Today, we are taking a harder look at how our staff, fellows and independent contractors engage on social media—and unfortunately, we are finding that we have not met our own standards of vigilance to ensure that nobody associated with Demos is crossing an important line. After our tweet apologizing for Matt’s personal attacks including the term “scumbag,” we received emails from multiple individuals who made it clear that we were not aware of the extent to which Matt has been at the center of controversies surrounding online harassment of people with whom he disagrees.

It was evidence of a pattern of behavior that is far out of line with our code of conduct. After multiple conversations, Matt Bruenig and Demos have agreed to disagree on the value of the attack mode on Twitter. We part ways on the effectiveness of these kinds of personalized, online fights and so we are parting ways as colleagues today. And just as we did with Matt three years ago when he first joined our blog, Demos will continue to find and amplify the voices of lesser-known progressive policy commentators to make for a more inclusive public sphere.
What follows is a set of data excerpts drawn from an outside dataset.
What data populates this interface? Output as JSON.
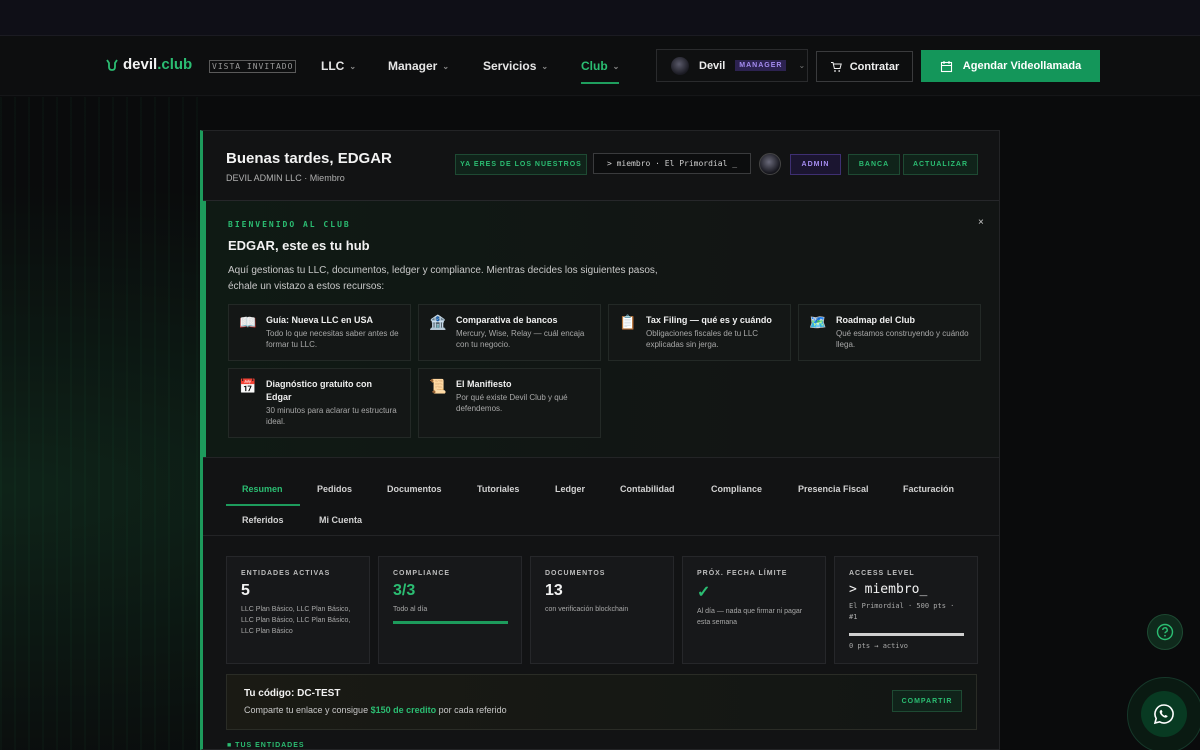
{
  "brand": {
    "name_main": "devil",
    "name_suffix": ".club",
    "guest_view": "VISTA INVITADO"
  },
  "nav": {
    "links": [
      {
        "label": "LLC"
      },
      {
        "label": "Manager"
      },
      {
        "label": "Servicios"
      },
      {
        "label": "Club",
        "active": true
      }
    ],
    "user": {
      "name": "Devil",
      "role_badge": "MANAGER"
    },
    "contratar": "Contratar",
    "agendar": "Agendar Videollamada"
  },
  "header": {
    "greeting": "Buenas tardes, EDGAR",
    "subtitle": "DEVIL ADMIN LLC · Miembro",
    "chip_member": "YA ERES DE LOS NUESTROS",
    "terminal": "> miembro · El Primordial _",
    "chip_admin": "ADMIN",
    "chip_banca": "BANCA",
    "chip_actualizar": "ACTUALIZAR"
  },
  "welcome": {
    "kicker": "BIENVENIDO AL CLUB",
    "title": "EDGAR, este es tu hub",
    "desc_line1": "Aquí gestionas tu LLC, documentos, ledger y compliance. Mientras decides los siguientes pasos,",
    "desc_line2": "échale un vistazo a estos recursos:",
    "close": "×",
    "cards": [
      {
        "icon": "📖",
        "title": "Guía: Nueva LLC en USA",
        "desc": "Todo lo que necesitas saber antes de formar tu LLC."
      },
      {
        "icon": "🏦",
        "title": "Comparativa de bancos",
        "desc": "Mercury, Wise, Relay — cuál encaja con tu negocio."
      },
      {
        "icon": "📋",
        "title": "Tax Filing — qué es y cuándo",
        "desc": "Obligaciones fiscales de tu LLC explicadas sin jerga."
      },
      {
        "icon": "🗺️",
        "title": "Roadmap del Club",
        "desc": "Qué estamos construyendo y cuándo llega."
      },
      {
        "icon": "📅",
        "title": "Diagnóstico gratuito con Edgar",
        "desc": "30 minutos para aclarar tu estructura ideal."
      },
      {
        "icon": "📜",
        "title": "El Manifiesto",
        "desc": "Por qué existe Devil Club y qué defendemos."
      }
    ]
  },
  "tabs": [
    "Resumen",
    "Pedidos",
    "Documentos",
    "Tutoriales",
    "Ledger",
    "Contabilidad",
    "Compliance",
    "Presencia Fiscal",
    "Facturación",
    "Referidos",
    "Mi Cuenta"
  ],
  "stats": [
    {
      "label": "ENTIDADES ACTIVAS",
      "value": "5",
      "sub": "LLC Plan Básico, LLC Plan Básico, LLC Plan Básico, LLC Plan Básico, LLC Plan Básico"
    },
    {
      "label": "COMPLIANCE",
      "value": "3/3",
      "sub": "Todo al día",
      "progress": 1.0
    },
    {
      "label": "DOCUMENTOS",
      "value": "13",
      "sub": "con verificación blockchain"
    },
    {
      "label": "PRÓX. FECHA LÍMITE",
      "value": "✓",
      "sub": "Al día — nada que firmar ni pagar esta semana"
    },
    {
      "label": "ACCESS LEVEL",
      "value": "> miembro_",
      "sub": "El Primordial · 500 pts · #1",
      "progress": 1.0,
      "foot": "0 pts → activo"
    }
  ],
  "referral": {
    "code": "Tu código: DC-TEST",
    "desc_pre": "Comparte tu enlace y consigue ",
    "desc_amount": "$150 de credito",
    "desc_post": " por cada referido",
    "button": "COMPARTIR"
  },
  "section_entities": "■ TUS ENTIDADES",
  "colors": {
    "accent": "#2bbd72",
    "accent_dark": "#14965a",
    "purple": "#a58cf0",
    "background": "#0b0c0d"
  }
}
As their statement goes on to say, there’s an overlay of Bernie vs. Hillary in all this, and this prompted a flurry of Twitter condemnations of Demos. Glenn Greenwald was fairly typical:

So which was it? Was Bruenig fired for offending the great and good, or was he fired for being a jerk? It’s hard to say, isn’t it? Demos says it got a pile of emails that suggested a longtime pattern of “online harassment.” But the rest of us haven’t seen those emails, so who knows? They also say they had “multiple conversations” with Bruenig, and apparently he declined to just apologize and move on. It also sounds like he declined to rein in his behavior.
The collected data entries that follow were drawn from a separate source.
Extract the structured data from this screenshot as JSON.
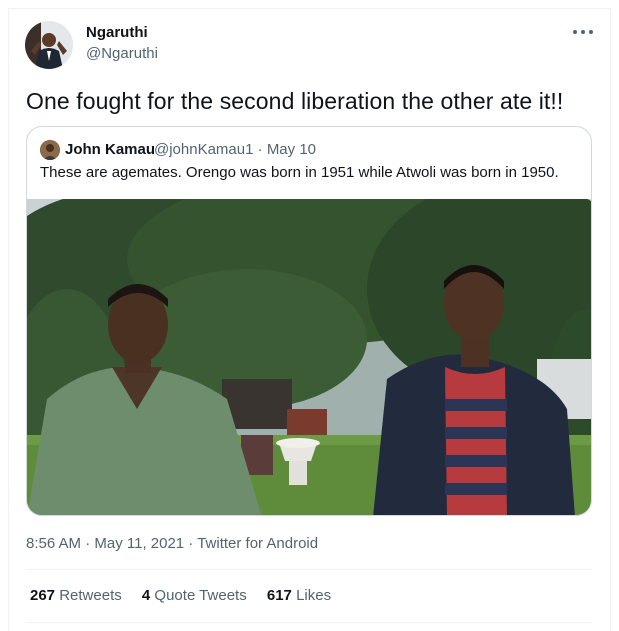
{
  "tweet": {
    "author_name": "Ngaruthi",
    "author_handle": "@Ngaruthi",
    "text": "One fought for the second liberation the other ate it!!",
    "timestamp": "8:56 AM · May 11, 2021 · Twitter for Android"
  },
  "quoted_tweet": {
    "author_name": "John Kamau",
    "author_handle": "@johnKamau1",
    "date": "May 10",
    "separator": "·",
    "text": "These are agemates. Orengo was born in 1951 while Atwoli was born in 1950."
  },
  "stats": {
    "retweets_count": "267",
    "retweets_label": "Retweets",
    "quote_count": "4",
    "quote_label": "Quote Tweets",
    "likes_count": "617",
    "likes_label": "Likes"
  },
  "colors": {
    "text_primary": "#0f1419",
    "text_secondary": "#536471",
    "border": "#cfd9de",
    "divider": "#eff3f4"
  },
  "icons": [
    "more-options-icon"
  ]
}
If you assume that Demos is telling this straight, it’s hard to see how they could hold onto him. This is the kind of thing that I’d normally call a non-firing offense, but only if the offender agrees there’s a problem and promises to rein it in. The risk of having an employee like this go completely ballistic at some point and write something either libelous or just plain repellent3 is too great. All of these tweets may have been on Bruenig’s private account, but he’s still very publicly associated with Demos—which is explicitly in the influence biz and has to be careful about making lots of random enemies just because one of its employees has a bit of a temper problem.

The whole thing is a damn shame. I hope Bruenig lands on his feet somewhere, but I’ll bet that any future employer will ask for pretty much the same promise about tone and harassment that Demos did. It’s a little hard to imagine any outfit in the think tank trade not caring about this. In the end, I suspect Matt Yglesias has the final word:

1It’s times like this I wish I still had access to Nexis so I could check this out, but I don’t.

UPDATE: Nexis problem solved. I searched “Neera Tanden” for the entire decade of the 90s. The first hit is from 1992 in the Los Angeles Times: “UCLA student Neera Tanden was awarded the first Sam Law Leadership Award by the Asian Pacific Alumni of UCLA at a Nov. 17 reception held at Royce Hall on the campus. Tanden, a senior planning to attend law school, was selected for her leadership experience, community and university service.”

The other 11 hits were all the same: she was listed as a contact in press releases for the Clinton/Gore campaign in 1996. I did a more cursory search from 2000 through the present, and found mostly mentions of health care reform. The closest thing I could find about welfare was from a 2014 interview where Tanden criticized Republican budget cuts: “Food stamps have been cut. Proposals to cut nutrition aid would drop children from school lunch programs. Section 8 housing and welfare aren’t keeping up with the need. I’m concerned about how the attack on these programs is going to impact people in our country because I know that I wouldn’t be here today if they hadn’t been available to me.”

If Tanden ever so much as mentioned welfare reform, she sure didn’t do it publicly.

2Dammit, is there a synonym for think tank?

3More repellent, anyway. You know what I mean.